The ECB initiative, which is funded by Sport England, will provide performance, lifestyle, education and cricket development for players with all types of disabilities who have been identified as having the potential to play for England.
Each centre (North, South East, Midlands and South West) is headed up by an ECB Level 3 coach, known as a Regional Talent Development Manager, and are supported by four coaches who specialise in each of the specific disability groups for which there is a pathway to international representation: blind, deaf, physical disability and learning disability.
In addition to technical cricket development, the players at each centre will also receive nutritional support from an MSc students from Loughborough University and fitness advice from an exercise scientist.
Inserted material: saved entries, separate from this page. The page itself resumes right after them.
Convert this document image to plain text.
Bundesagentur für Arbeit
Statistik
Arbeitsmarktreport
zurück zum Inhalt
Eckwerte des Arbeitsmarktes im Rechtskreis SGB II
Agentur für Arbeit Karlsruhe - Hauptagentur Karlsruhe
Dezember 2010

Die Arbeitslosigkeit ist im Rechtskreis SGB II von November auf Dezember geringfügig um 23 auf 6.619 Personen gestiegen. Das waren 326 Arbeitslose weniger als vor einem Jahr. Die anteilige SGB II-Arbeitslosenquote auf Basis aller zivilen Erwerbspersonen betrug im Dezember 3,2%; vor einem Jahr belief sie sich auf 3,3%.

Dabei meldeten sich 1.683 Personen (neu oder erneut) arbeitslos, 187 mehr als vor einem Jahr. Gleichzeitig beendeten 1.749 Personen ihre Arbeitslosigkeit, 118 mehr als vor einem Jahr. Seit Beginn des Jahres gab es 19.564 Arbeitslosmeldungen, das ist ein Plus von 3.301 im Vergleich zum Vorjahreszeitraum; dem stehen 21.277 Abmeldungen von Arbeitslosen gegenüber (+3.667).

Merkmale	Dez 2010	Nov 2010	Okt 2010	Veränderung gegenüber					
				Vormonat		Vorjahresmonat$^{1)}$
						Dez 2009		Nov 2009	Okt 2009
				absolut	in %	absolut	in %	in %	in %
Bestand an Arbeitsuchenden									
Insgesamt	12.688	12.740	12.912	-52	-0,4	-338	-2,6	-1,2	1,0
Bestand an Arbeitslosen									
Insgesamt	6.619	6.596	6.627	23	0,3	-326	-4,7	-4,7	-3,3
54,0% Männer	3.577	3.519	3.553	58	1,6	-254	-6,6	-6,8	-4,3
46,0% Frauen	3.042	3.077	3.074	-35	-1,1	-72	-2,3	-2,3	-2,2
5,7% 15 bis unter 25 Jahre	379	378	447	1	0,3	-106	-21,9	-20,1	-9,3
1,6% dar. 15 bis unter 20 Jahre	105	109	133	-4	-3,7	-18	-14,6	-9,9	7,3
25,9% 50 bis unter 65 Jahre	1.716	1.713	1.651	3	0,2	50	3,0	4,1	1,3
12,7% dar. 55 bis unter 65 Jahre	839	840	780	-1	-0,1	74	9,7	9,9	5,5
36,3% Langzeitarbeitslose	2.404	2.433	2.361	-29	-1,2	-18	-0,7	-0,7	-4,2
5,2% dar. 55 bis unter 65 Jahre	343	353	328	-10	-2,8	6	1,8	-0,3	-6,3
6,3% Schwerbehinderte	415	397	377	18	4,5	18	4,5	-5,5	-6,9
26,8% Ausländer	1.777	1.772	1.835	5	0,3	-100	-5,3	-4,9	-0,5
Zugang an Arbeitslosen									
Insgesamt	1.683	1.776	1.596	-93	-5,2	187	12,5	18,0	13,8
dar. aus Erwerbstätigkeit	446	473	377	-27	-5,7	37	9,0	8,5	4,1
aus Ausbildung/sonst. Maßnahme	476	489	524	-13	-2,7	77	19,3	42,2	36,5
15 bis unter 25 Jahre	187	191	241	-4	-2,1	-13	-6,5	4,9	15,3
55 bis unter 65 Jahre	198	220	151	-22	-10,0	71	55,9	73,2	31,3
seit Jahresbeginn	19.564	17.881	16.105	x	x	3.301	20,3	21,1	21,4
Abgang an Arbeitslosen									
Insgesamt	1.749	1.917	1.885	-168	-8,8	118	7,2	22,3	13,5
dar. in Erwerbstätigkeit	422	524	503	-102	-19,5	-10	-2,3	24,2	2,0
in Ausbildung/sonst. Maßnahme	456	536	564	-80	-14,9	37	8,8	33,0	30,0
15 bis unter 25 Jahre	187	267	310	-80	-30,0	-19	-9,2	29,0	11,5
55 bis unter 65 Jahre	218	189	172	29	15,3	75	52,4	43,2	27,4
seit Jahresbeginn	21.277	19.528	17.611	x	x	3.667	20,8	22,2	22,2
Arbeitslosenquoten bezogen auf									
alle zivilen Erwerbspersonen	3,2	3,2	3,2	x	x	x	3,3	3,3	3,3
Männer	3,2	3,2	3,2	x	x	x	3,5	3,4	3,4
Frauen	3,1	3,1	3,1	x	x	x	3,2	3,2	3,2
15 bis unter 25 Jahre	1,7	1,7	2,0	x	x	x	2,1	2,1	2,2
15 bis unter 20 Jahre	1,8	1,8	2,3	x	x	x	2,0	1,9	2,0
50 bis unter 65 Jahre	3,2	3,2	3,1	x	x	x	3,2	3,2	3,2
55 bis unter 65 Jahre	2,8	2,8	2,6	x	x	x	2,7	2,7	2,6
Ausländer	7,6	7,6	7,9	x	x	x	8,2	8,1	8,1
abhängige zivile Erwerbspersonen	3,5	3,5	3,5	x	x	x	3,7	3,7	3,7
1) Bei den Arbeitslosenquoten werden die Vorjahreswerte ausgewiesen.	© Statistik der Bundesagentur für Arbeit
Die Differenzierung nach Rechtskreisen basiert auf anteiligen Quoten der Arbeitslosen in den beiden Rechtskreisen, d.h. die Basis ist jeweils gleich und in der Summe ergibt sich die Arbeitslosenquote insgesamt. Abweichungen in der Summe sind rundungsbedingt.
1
These are the first centres anywhere in the world that are aimed solely at the development of deaf and disabled cricketers with the aim of preparing them for international competition.
The first intake of players have been nominated by county managers and national squad coaches.
“This is a groundbreaking moment for disability cricket in England and Wales,” said Head of Disability Cricket Ian Martin.
“We recognised that the domestic and recreational cricket environment where disabled players play does not prepare the players for international competition.
“Therefore the purpose of the centres is to bridge that gap and to enable our best regional players to have the opportunity to be the best that they can be and hopefully go on to be world’s best disabled players.
“Going forward the aim is to identify raw talent from the many grassroots participation opportunities that are developing up and down the country supported by county cricket boards.
“We are leading the way in disability cricket around the world and this is something we should shout about.”